Heroku Bouncer is a Rack middleware (implemented in Sinatra) that requires Heroku OAuth on all requests.

Demo

heroku-bouncer-demo is a Sinatra app that uses heroku-bouncer.

Use

  1. Create your OAuth client using /auth/heroku/callback as your callback endpoint. Use http://localhost:5000/auth/heroku/callback for local development with Foreman.

    heroku clients:register localhost http://localhost:5000/auth/heroku/callback
heroku clients:register myapp https://myapp.herokuapp.com/auth/heroku/callback

  2. Set HEROKU_OAUTH_ID and HEROKU_OAUTH_SECRET in your environment.

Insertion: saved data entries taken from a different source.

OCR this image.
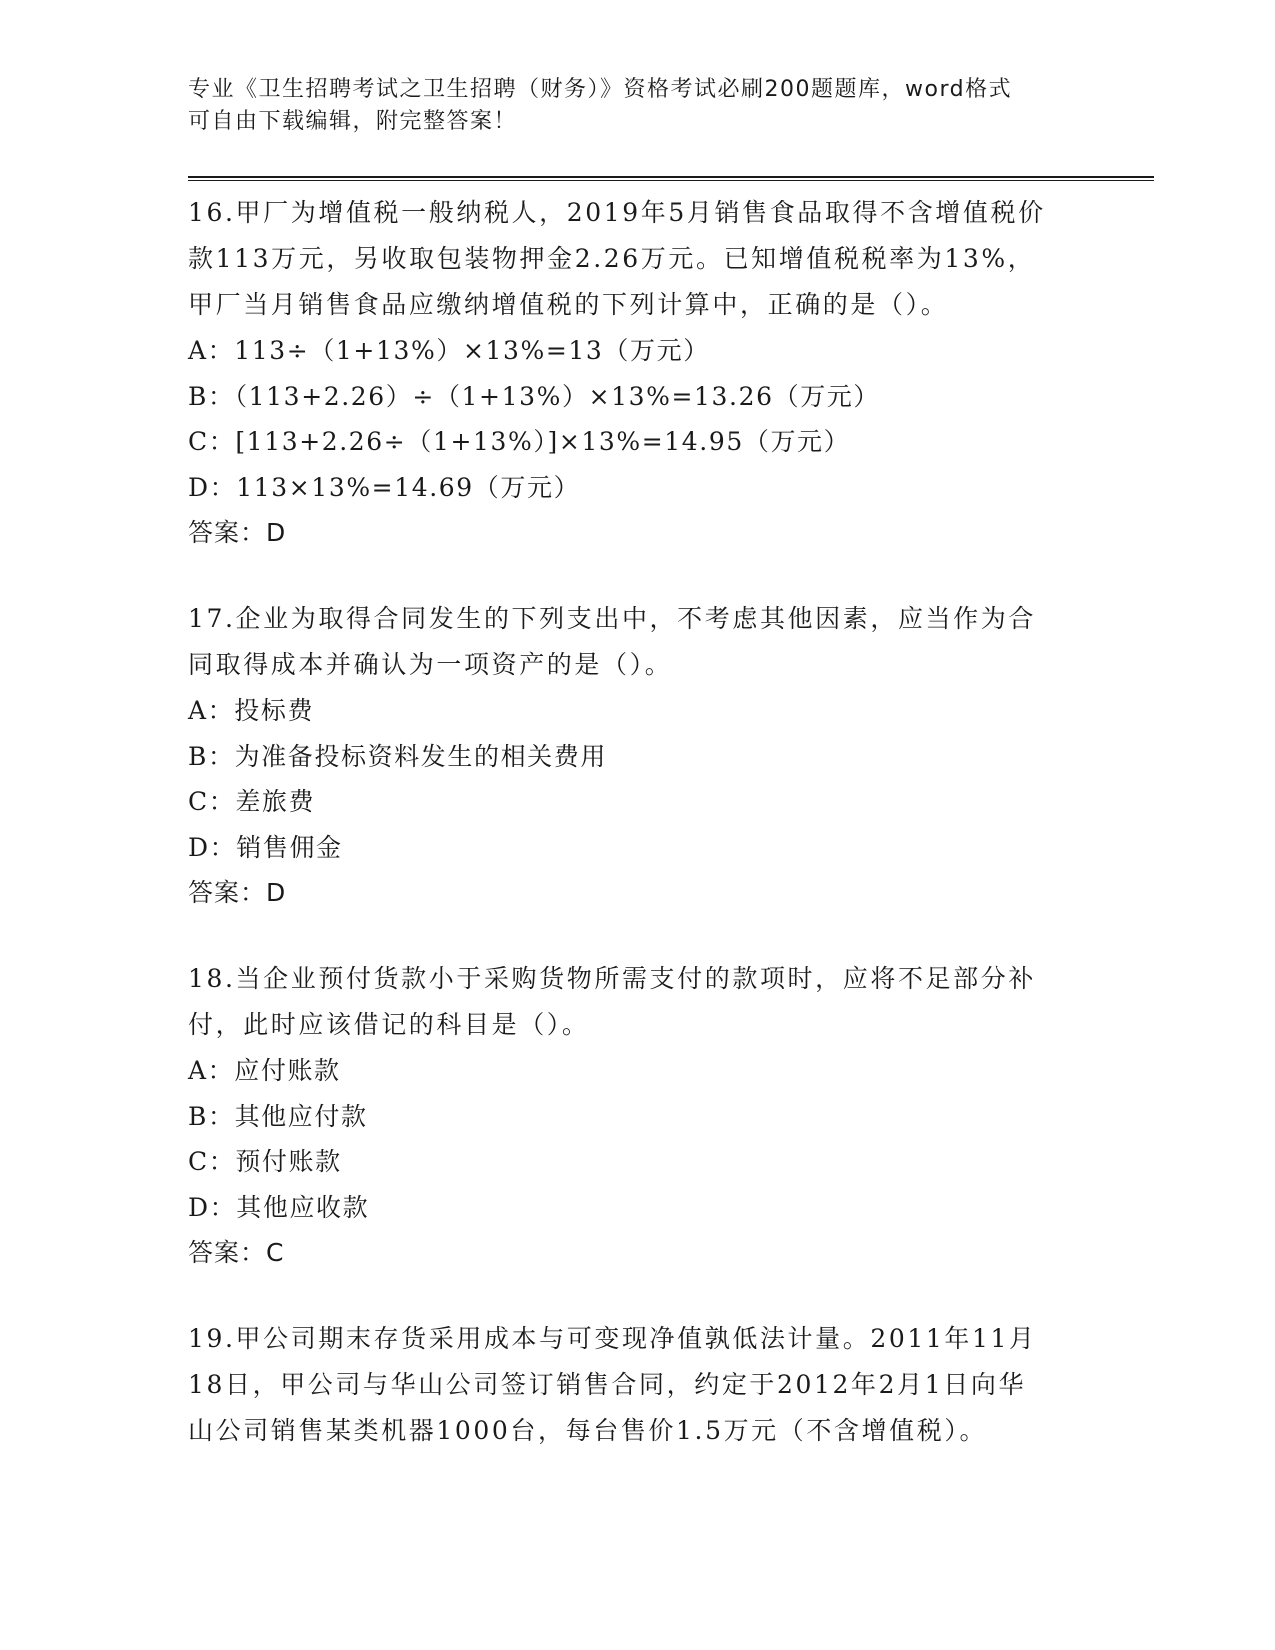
专业《卫生招聘考试之卫生招聘（财务）》资格考试必刷200题题库，word格式
可自由下载编辑，附完整答案！
16.甲厂为增值税一般纳税人，2019年5月销售食品取得不含增值税价
款113万元，另收取包装物押金2.26万元。已知增值税税率为13%，
甲厂当月销售食品应缴纳增值税的下列计算中，正确的是（）。
A：113÷（1+13%）×13%=13（万元）
B：（113+2.26）÷（1+13%）×13%=13.26（万元）
C：[113+2.26÷（1+13%）]×13%=14.95（万元）
D：113×13%=14.69（万元）
答案：D
17.企业为取得合同发生的下列支出中，不考虑其他因素，应当作为合
同取得成本并确认为一项资产的是（）。
A：投标费
B：为准备投标资料发生的相关费用
C：差旅费
D：销售佣金
答案：D
18.当企业预付货款小于采购货物所需支付的款项时，应将不足部分补
付，此时应该借记的科目是（）。
A：应付账款
B：其他应付款
C：预付账款
D：其他应收款
答案：C
19.甲公司期末存货采用成本与可变现净值孰低法计量。2011年11月
18日，甲公司与华山公司签订销售合同，约定于2012年2月1日向华
山公司销售某类机器1000台，每台售价1.5万元（不含增值税）。
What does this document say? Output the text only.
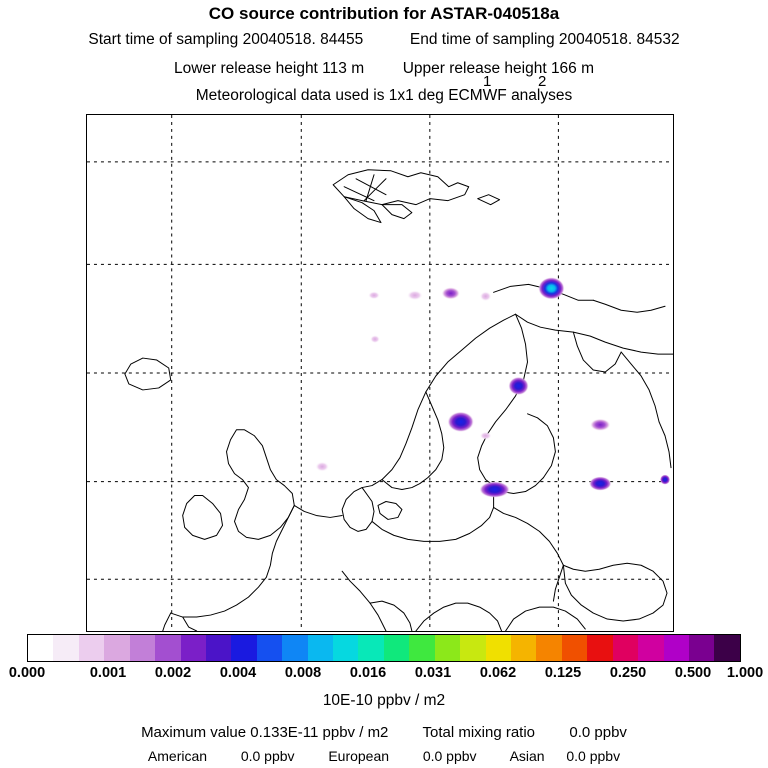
CO source contribution for ASTAR-040518a
Start time of sampling 20040518. 84455	End time of sampling 20040518. 84532
Lower release height 113 m Upper release height 166 m
Meteorological data used is 1x1 deg ECMWF analyses
1	2
0.000	0.001 0.002 0.004 0.008 0.016 0.031 0.062 0.125 0.250 0.500 1.000
10E-10 ppbv / m2
Maximum value 0.133E-11 ppbv / m2 Total mixing ratio 0.0 ppbv
American 0.0 ppbv European 0.0 ppbv Asian 0.0 ppbv
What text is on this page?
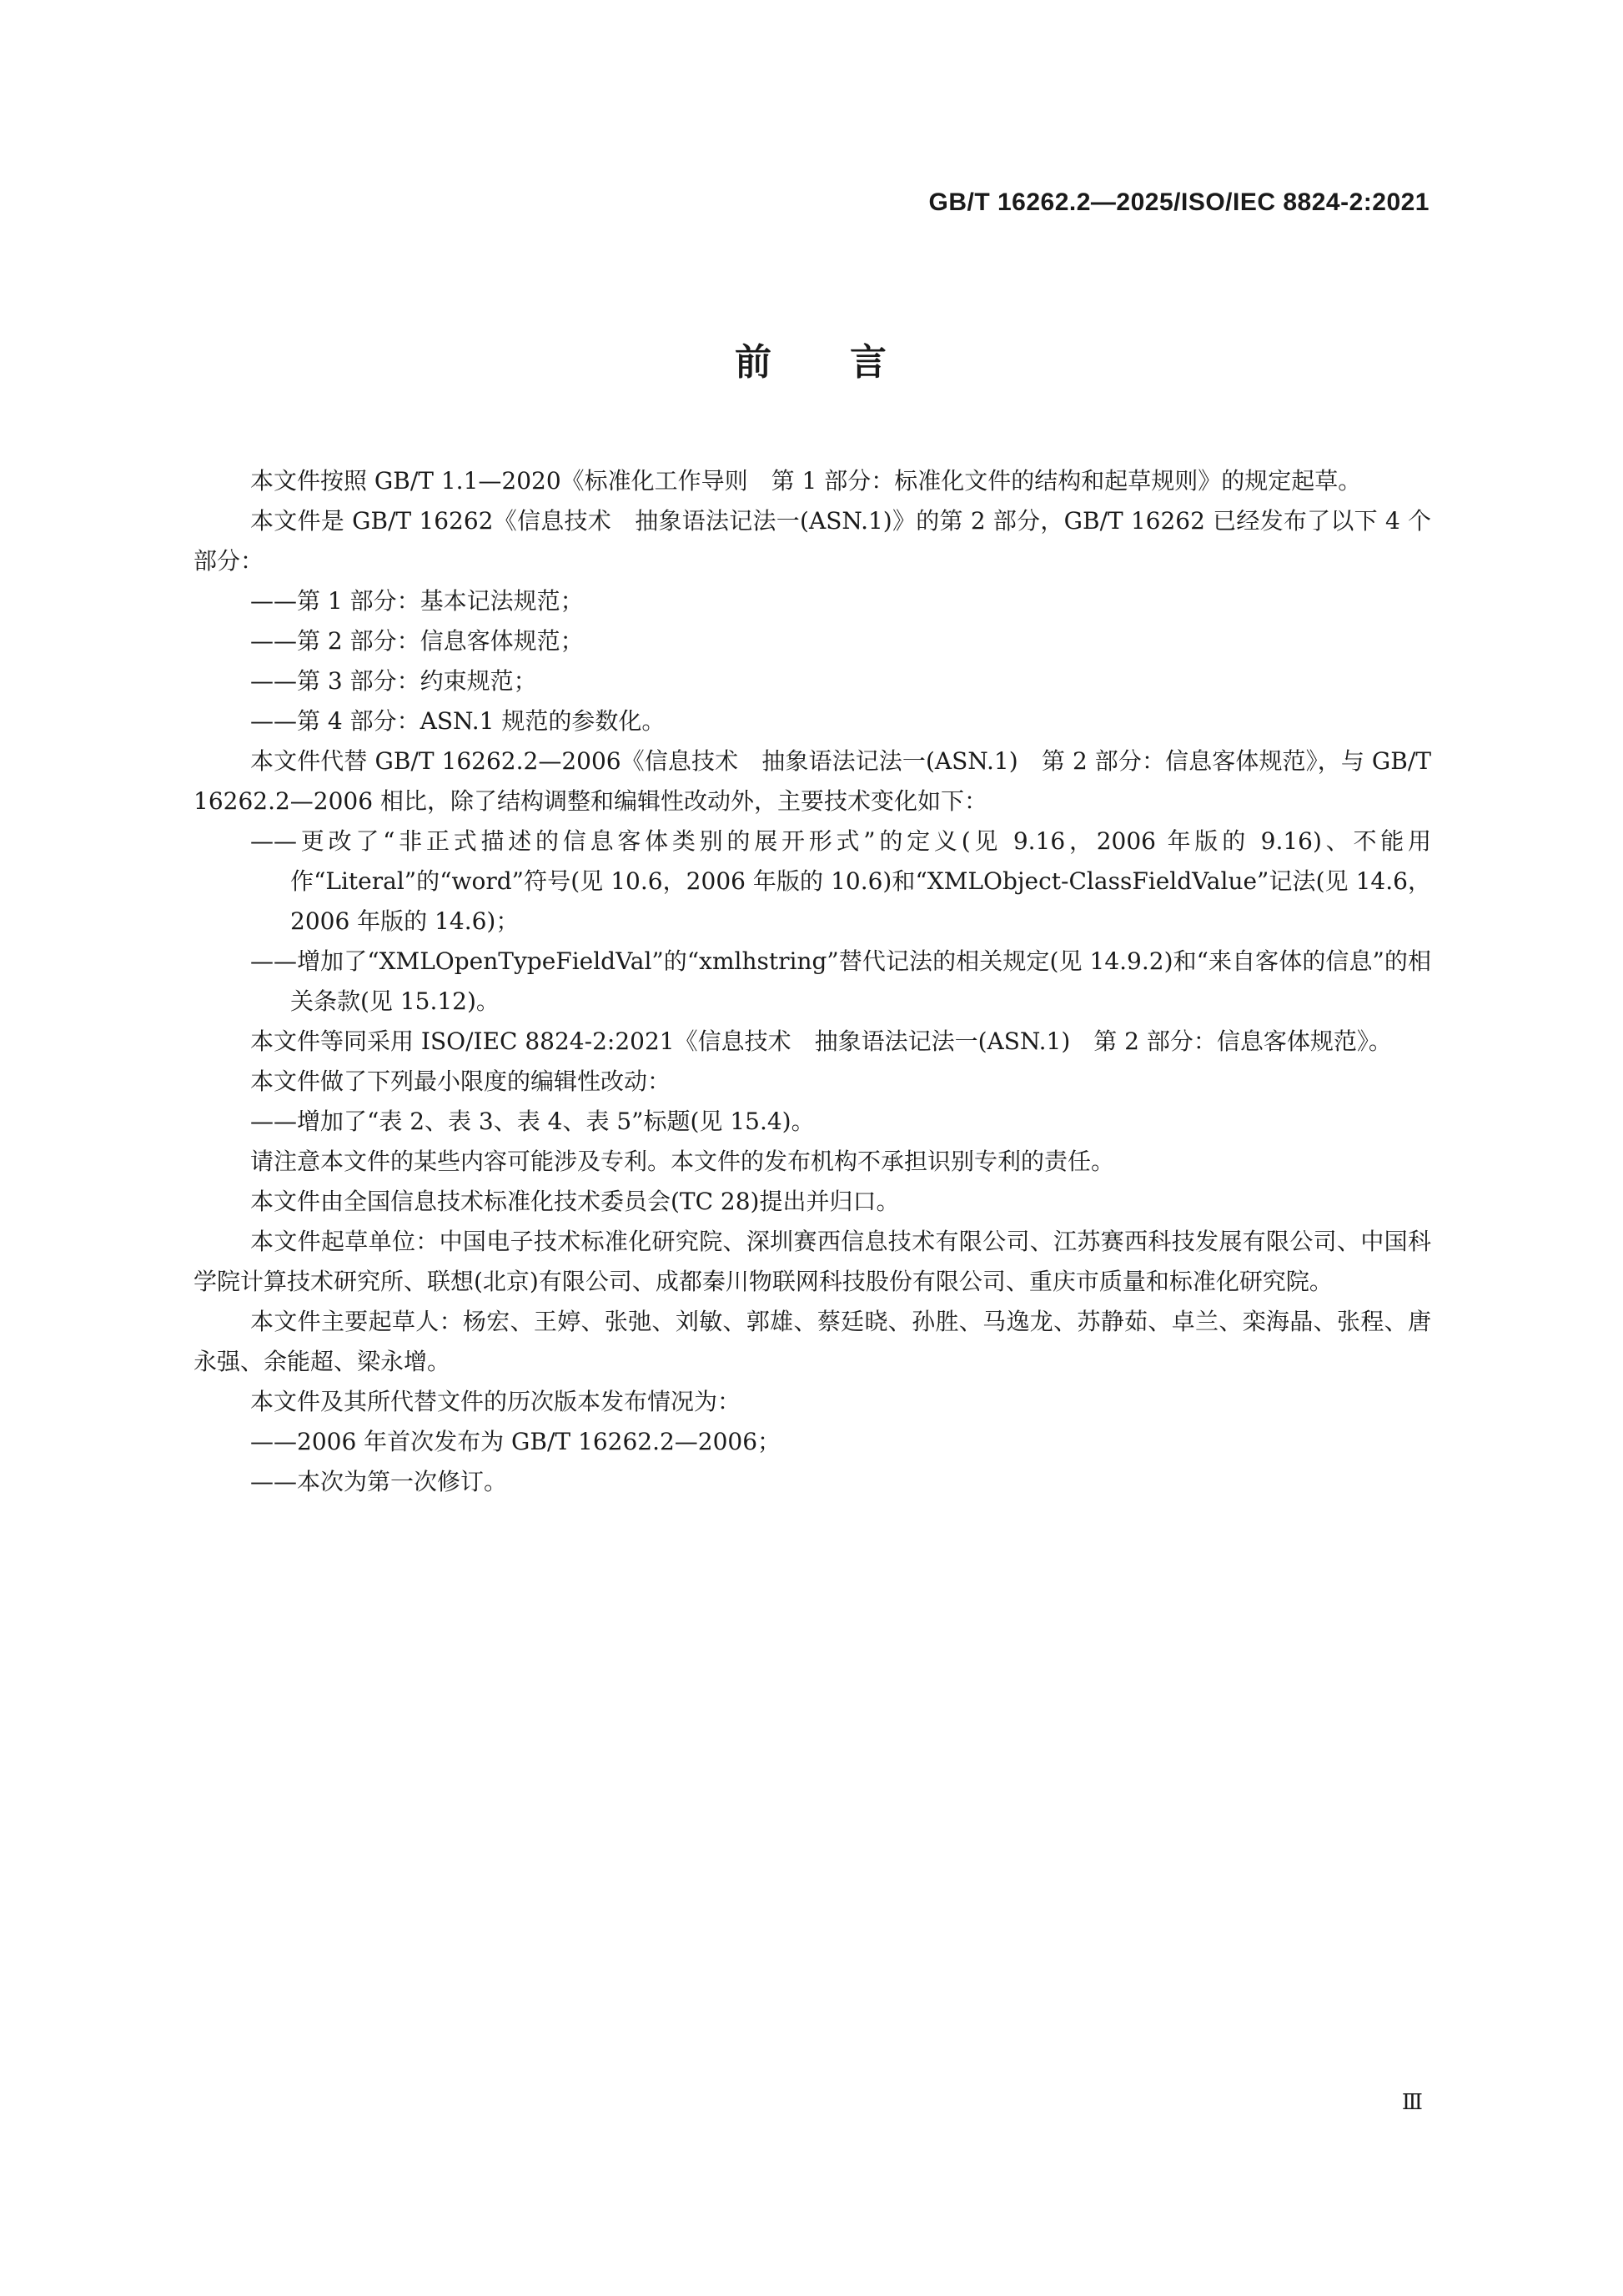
GB/T 16262.2—2025/ISO/IEC 8824-2:2021
前　　言

本文件按照 GB/T 1.1—2020《标准化工作导则　第 1 部分：标准化文件的结构和起草规则》的规定起草。

本文件是 GB/T 16262《信息技术　抽象语法记法一(ASN.1)》的第 2 部分，GB/T 16262 已经发布了以下 4 个部分：

——第 1 部分：基本记法规范；

——第 2 部分：信息客体规范；

——第 3 部分：约束规范；

——第 4 部分：ASN.1 规范的参数化。

本文件代替 GB/T 16262.2—2006《信息技术　抽象语法记法一(ASN.1)　第 2 部分：信息客体规范》，与 GB/T 16262.2—2006 相比，除了结构调整和编辑性改动外，主要技术变化如下：

——更改了“非正式描述的信息客体类别的展开形式”的定义(见 9.16，2006 年版的 9.16)、不能用作“Literal”的“word”符号(见 10.6，2006 年版的 10.6)和“XMLObject-ClassFieldValue”记法(见 14.6，2006 年版的 14.6)；

——增加了“XMLOpenTypeFieldVal”的“xmlhstring”替代记法的相关规定(见 14.9.2)和“来自客体的信息”的相关条款(见 15.12)。

本文件等同采用 ISO/IEC 8824-2:2021《信息技术　抽象语法记法一(ASN.1)　第 2 部分：信息客体规范》。

本文件做了下列最小限度的编辑性改动：

——增加了“表 2、表 3、表 4、表 5”标题(见 15.4)。

请注意本文件的某些内容可能涉及专利。本文件的发布机构不承担识别专利的责任。

本文件由全国信息技术标准化技术委员会(TC 28)提出并归口。

本文件起草单位：中国电子技术标准化研究院、深圳赛西信息技术有限公司、江苏赛西科技发展有限公司、中国科学院计算技术研究所、联想(北京)有限公司、成都秦川物联网科技股份有限公司、重庆市质量和标准化研究院。

本文件主要起草人：杨宏、王婷、张弛、刘敏、郭雄、蔡廷晓、孙胜、马逸龙、苏静茹、卓兰、栾海晶、张程、唐永强、余能超、梁永增。

本文件及其所代替文件的历次版本发布情况为：

——2006 年首次发布为 GB/T 16262.2—2006；

——本次为第一次修订。

Ⅲ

  3. Set the COOKIE_SECRET environment variable to a long random string. Otherwise, the OAuth ID and secret are concatenated for use as a secret.

  4. Use the middleware.

    Rack, Sinatra, and Rails 4

    Add a use line to config.ru:

    require ::File.expand_path('../config/environment', __FILE__)

use ::Heroku::Bouncer
run Rails.application

    The middleware does not work properly when configured inside Rails 4.

    Rails 3

    Add a middleware configuration line to config/application.rb:

    config.middleware.use ::Heroku::Bouncer

Options

There are 4 boolean options you can pass to the middleware:

  • herokai_only: Automatically redirects non-Heroku accounts to www.heroku.com. Alternatively, pass a valid URL and non-Herokai will be redirected there. Default: false
  • expose_token: Expose the OAuth token in the session, allowing you to make API calls as the user. Default: false
  • expose_email: Expose the user's email address in the session. Default: true
  • expose_user: Expose the user attributes in the session. Default: true

You use these by passing a hash to the use call, for example:

use Heroku::Bouncer, expose_token: true

How to get the data

Based on your choice of the expose options above, the middleware adds the following keys to your request environment:

  • bouncer.token
  • bouncer.email
  • bouncer.user

You can access this in Sinatra and Rails by request.env[key], e.g. request.env['bouncer.token'].

Using the Heroku API

If you set expose_token to true, you'll get an API token that you can use to make Heroku API calls on behalf of the logged-in user using heroku.rb.

heroku = Heroku::API.new(:api_key => request.env["bouncer.token"])
apps = heroku.get_apps.body

Keep in mind that this adds substantial security risk to your application.

Logging out

Send users to /auth/sso-logout if logging out of Heroku is appropriate, or /auth/logout if you only wish to logout of your app. The latter will redirect to /, which may result is the user being logging in again.

Conditionally enable the middleware

Don't want to OAuth on every request? Use a middleware to conditionally enable this middleware, like Rack::Builder. Alternatively, use inheritance to extend the middleware to act any way you like.

There be dragons

  • There's no tests yet. You may encounter bugs. Please report them (or fix them in a pull request).